Saydığımız bu sosyal sınıf ve tabakalar, oligarşi ve emperyalizm tarafından sömürülmekte ve her geçen gün halk ile oligarşi arasındaki sosyal uçurum büyümektedir. Bu sosyal uçurum, kendini, işsizlik, sefalet, evsizlik, 'bir lokma ve bir hırka' ile yaşama zorunluluğu, ahlaki çöküntü, fuhuş, toplumsal suçlar vs. şeklinde göstermektedir.

Anti-emperyalist, anti-oligarşik devrim bu sosyal tabloyu tümden değiştirecektir. Devrimci Halk İktidarı, halkın her türlü sosyal, kültürel gelişmesini sağlamak, maddi ve kültürel düzeyini yükseltmek için çaba gösterecek; sosyal olanaklardan herkesin eşitçe yararlanabilmesi için gerekli devrimci dönüşümleri gerçekleştirecektir.

a- Sınıflar

1) Devrimci Halk İktidarı, oligarşinin, aynı zamanda ekonomik ve siyasal örgütleri olan, TÜSİAD, TİSK, TOBB, TZOB gibi örgütlenmelerini dağıtacak; varlığını sürdürecek olan kapitalist işletmelerde lokavtı yasaklayacaktır.

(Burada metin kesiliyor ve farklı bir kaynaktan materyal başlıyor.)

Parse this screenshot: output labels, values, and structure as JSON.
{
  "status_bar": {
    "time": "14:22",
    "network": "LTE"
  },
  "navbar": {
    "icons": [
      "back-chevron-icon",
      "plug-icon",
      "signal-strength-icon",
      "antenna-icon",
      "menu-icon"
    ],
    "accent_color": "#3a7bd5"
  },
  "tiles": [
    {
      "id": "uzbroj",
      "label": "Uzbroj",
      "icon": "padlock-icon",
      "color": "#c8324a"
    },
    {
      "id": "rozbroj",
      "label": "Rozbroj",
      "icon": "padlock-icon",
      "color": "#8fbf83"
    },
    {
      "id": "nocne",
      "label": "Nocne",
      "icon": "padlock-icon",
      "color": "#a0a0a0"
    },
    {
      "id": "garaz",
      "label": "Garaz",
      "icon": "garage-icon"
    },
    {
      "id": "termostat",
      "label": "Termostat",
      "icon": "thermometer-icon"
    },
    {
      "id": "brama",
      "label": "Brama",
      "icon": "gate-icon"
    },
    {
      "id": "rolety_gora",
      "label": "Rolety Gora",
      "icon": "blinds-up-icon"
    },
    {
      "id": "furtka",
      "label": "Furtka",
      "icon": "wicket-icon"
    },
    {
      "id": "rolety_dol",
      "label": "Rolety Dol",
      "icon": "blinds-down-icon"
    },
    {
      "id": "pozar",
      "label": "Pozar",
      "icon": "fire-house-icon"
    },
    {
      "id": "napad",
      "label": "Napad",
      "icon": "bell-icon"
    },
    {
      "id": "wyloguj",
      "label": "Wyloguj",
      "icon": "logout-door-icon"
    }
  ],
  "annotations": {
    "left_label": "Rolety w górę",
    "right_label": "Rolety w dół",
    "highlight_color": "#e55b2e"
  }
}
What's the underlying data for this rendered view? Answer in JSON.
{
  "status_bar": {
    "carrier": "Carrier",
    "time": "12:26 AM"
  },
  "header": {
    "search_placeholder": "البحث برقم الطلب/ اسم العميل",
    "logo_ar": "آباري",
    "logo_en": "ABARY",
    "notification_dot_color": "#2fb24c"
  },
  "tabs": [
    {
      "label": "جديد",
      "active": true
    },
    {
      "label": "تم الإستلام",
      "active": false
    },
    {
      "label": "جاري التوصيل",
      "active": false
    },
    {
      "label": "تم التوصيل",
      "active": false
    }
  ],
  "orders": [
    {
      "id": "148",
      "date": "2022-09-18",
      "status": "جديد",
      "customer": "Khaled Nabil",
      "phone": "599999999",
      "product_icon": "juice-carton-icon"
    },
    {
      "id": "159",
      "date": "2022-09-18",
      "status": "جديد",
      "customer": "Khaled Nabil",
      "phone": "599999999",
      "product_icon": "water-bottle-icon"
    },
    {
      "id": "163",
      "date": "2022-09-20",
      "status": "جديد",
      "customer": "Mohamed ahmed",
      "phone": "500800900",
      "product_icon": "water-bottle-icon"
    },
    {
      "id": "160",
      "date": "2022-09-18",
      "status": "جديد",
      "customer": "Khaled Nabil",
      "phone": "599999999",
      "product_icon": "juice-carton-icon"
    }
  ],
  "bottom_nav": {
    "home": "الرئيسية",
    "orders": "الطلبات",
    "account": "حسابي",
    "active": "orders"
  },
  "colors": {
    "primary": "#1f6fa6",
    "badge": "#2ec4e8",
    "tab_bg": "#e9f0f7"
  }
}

2) Devrimci Halk İktidarı, anti-emperyalist, anti-oligarşik devrimin öncü sınıfı proletaryanın çalıştığı fabrikalarda, madenlerde, elektrik santrallerinde ve diğer büyük üretim alanlarında, devlet çiftliklerinde, üretimin, dağıtımın yönlendirilip denetlenmesi için gerekli tedbirleri alacak; işçilerin maddi ve kültürel gelişmesini sağlayacak bir ücret politikası saptayacak; kırda-şehirde proletaryanın sendika gibi sosyal ve ekonomik örgütlenmelerinin geliştirilmesini sağlayacak; işgünü süresinin, günün şartlarına göre en az olmasının koşullarını hazırlayacak; işçilerin mesleki ve kültürel olarak bilgi düzeylerinin yükseltilmesi olanakları yaratılacak; grev hakkı güvenceye alınacak; işçilerin iş güvenliğinin ve sosyal güvenliğinin sağlanması için tedbirler alınacak; çalışamayacak duruma gelen işçilerin (iş kazası veya emeklilik gibi) yaşamlarını en iyi şekilde sürdürmeleri sağlanacak; yurtdışındaki işçilerin sorunlarının çözülmesi için çalışılacak; yurtdışına göçün ekonomik ve sosyal temellerinin ortadan kaldırılması için yoğun önlemler alınacaktır. Çocukların ücretli işçi olarak çalışması yasaklanacaktır.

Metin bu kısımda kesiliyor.